For as much rage as is often directed at it, much of the process behind Metacritic, the popular game review score aggregation site, remains frustratingly opaque. A group of researchers at Full Sail University sought to shed some light on the service, with results from their study presented by course director Adams Greenwood-Ericksen at GDC 2013.
Greenwood-Ericksen says his team started by reading various criticisms of Metacritic around the web, much of which boiled down to a single issue: All of the value of a game is boiled down to a single number, which in turn is used by some publishers and studios to determine bonuses, hiring, firing and more. A strong streak of review scores hitting Metacritic can even impact stock prices.
Greenwood-Ericksen noted that there is some transparency on Metacritic's process buried on its website but also some frustrating ambiguities. Most notoriously, Metacritic openly weights each publication's score based on "their quality and overall stature," but that weight is not published. There are also some issues that Metacritic doesn't take into account, such as reviewer bias, the influence of previous entries in a series and missed or untracked scores.
One interesting untracked data point on Metacritic is how reviewers are influenced by other published scores. The Full Sail team's studies revealed that variability in scores collapses after the first day. In other words, there may be room for a wide variety of scores on the first day that a review hits, but once a number of reviews for a game are already up, other reviews tend to fall in line with that initial range.
Greenwood-Ericksen also noted that converting a wide range of review methods into Metacritic's 100-point scale can be messy. For example, some website use a scholastic rating system (A through F), but that system only uses half of the available scale in schools — anything below 60 is an F. When a game review site uses that scale, Metacritic needs to determine if an F equals a 60 or a zero, and the original site's intent isn't always clear.
While its weaknesses are clear, Greenwood-Ericksen and team wanted to determine if there is value to the Metacritic rating in spite of that. There's no reliable way to translate quality to quantitative data, so instead they measured a game's economic value by comparing sales to scores.
The results? It turns out that the Metacritic score is a great indicator of financial success. Sales rise sharply for games listed as 83 or higher on Metacritic. Greenwood-Ericksen determined there was a .72 correlation between the Metacritic score and sales, which is considered extraordinarily high — though he emphasized that this means the two are closely related, not that one directly causes the other.
After determining that Metacritic has value in indicating economic success, Greenwood-Ericksen and his team wanted to figure out the mysterious publication weights that Metacritic will not reveal. He noted that they determined this using publicly available information; it's not official or confirmed by Metacritic itself, but the data they uncovered seems to be reliable.
Greenwood-Ericksen discovered that a very heavily weighted publication, such as IGN, has as much as five times more weight on the overall Metacritic score than a low-rated publication. The highest-rated publications on his list included IGN, GameTrailers, Game Informer, New York Times, and Wired. Lower-rated publications included many fan websites but also a few major publications such as Giant Bomb and Official PlayStation 2 Magazine U.K. You can check out the full list of publications and their weights at Gamasutra.

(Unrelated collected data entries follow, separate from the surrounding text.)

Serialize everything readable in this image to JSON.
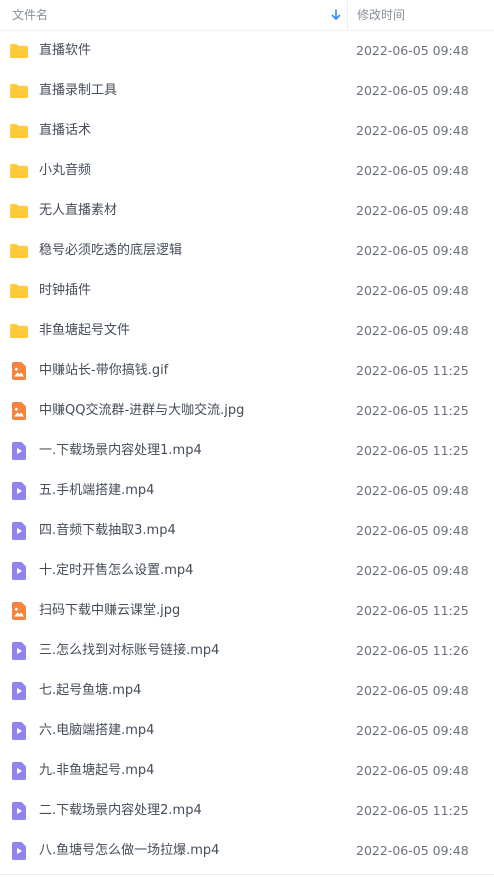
{
  "header": {
    "name_label": "文件名",
    "date_label": "修改时间",
    "sort_icon": "arrow-down-icon"
  },
  "colors": {
    "folder": "#ffc93a",
    "image_file": "#f5843f",
    "video_file": "#8f84f0"
  },
  "files": [
    {
      "name": "直播软件",
      "date": "2022-06-05 09:48",
      "type": "folder"
    },
    {
      "name": "直播录制工具",
      "date": "2022-06-05 09:48",
      "type": "folder"
    },
    {
      "name": "直播话术",
      "date": "2022-06-05 09:48",
      "type": "folder"
    },
    {
      "name": "小丸音频",
      "date": "2022-06-05 09:48",
      "type": "folder"
    },
    {
      "name": "无人直播素材",
      "date": "2022-06-05 09:48",
      "type": "folder"
    },
    {
      "name": "稳号必须吃透的底层逻辑",
      "date": "2022-06-05 09:48",
      "type": "folder"
    },
    {
      "name": "时钟插件",
      "date": "2022-06-05 09:48",
      "type": "folder"
    },
    {
      "name": "非鱼塘起号文件",
      "date": "2022-06-05 09:48",
      "type": "folder"
    },
    {
      "name": "中赚站长-带你搞钱.gif",
      "date": "2022-06-05 11:25",
      "type": "image"
    },
    {
      "name": "中赚QQ交流群-进群与大咖交流.jpg",
      "date": "2022-06-05 11:25",
      "type": "image"
    },
    {
      "name": "一.下载场景内容处理1.mp4",
      "date": "2022-06-05 11:25",
      "type": "video"
    },
    {
      "name": "五.手机端搭建.mp4",
      "date": "2022-06-05 09:48",
      "type": "video"
    },
    {
      "name": "四.音频下载抽取3.mp4",
      "date": "2022-06-05 09:48",
      "type": "video"
    },
    {
      "name": "十.定时开售怎么设置.mp4",
      "date": "2022-06-05 09:48",
      "type": "video"
    },
    {
      "name": "扫码下载中赚云课堂.jpg",
      "date": "2022-06-05 11:25",
      "type": "image"
    },
    {
      "name": "三.怎么找到对标账号链接.mp4",
      "date": "2022-06-05 11:26",
      "type": "video"
    },
    {
      "name": "七.起号鱼塘.mp4",
      "date": "2022-06-05 09:48",
      "type": "video"
    },
    {
      "name": "六.电脑端搭建.mp4",
      "date": "2022-06-05 09:48",
      "type": "video"
    },
    {
      "name": "九.非鱼塘起号.mp4",
      "date": "2022-06-05 09:48",
      "type": "video"
    },
    {
      "name": "二.下载场景内容处理2.mp4",
      "date": "2022-06-05 11:25",
      "type": "video"
    },
    {
      "name": "八.鱼塘号怎么做一场拉爆.mp4",
      "date": "2022-06-05 09:48",
      "type": "video"
    }
  ]
}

(Note: Full Sail's data was cut off at around 18 months ago. As such, Polygon was not included in its results.)
Greenwood-Ericksen concluded his presentation with an oft-used phrase about the United Nations: "If it didn't exist, we'd have to invent something like it." He says his team at Full Sail is working on presentations digging deeper into some of Metacritic's problems as well as some potential solutions to help improve its usefulness, but these initial results speak for themselves: Whatever problems it might have, Metacritic serves a purpose.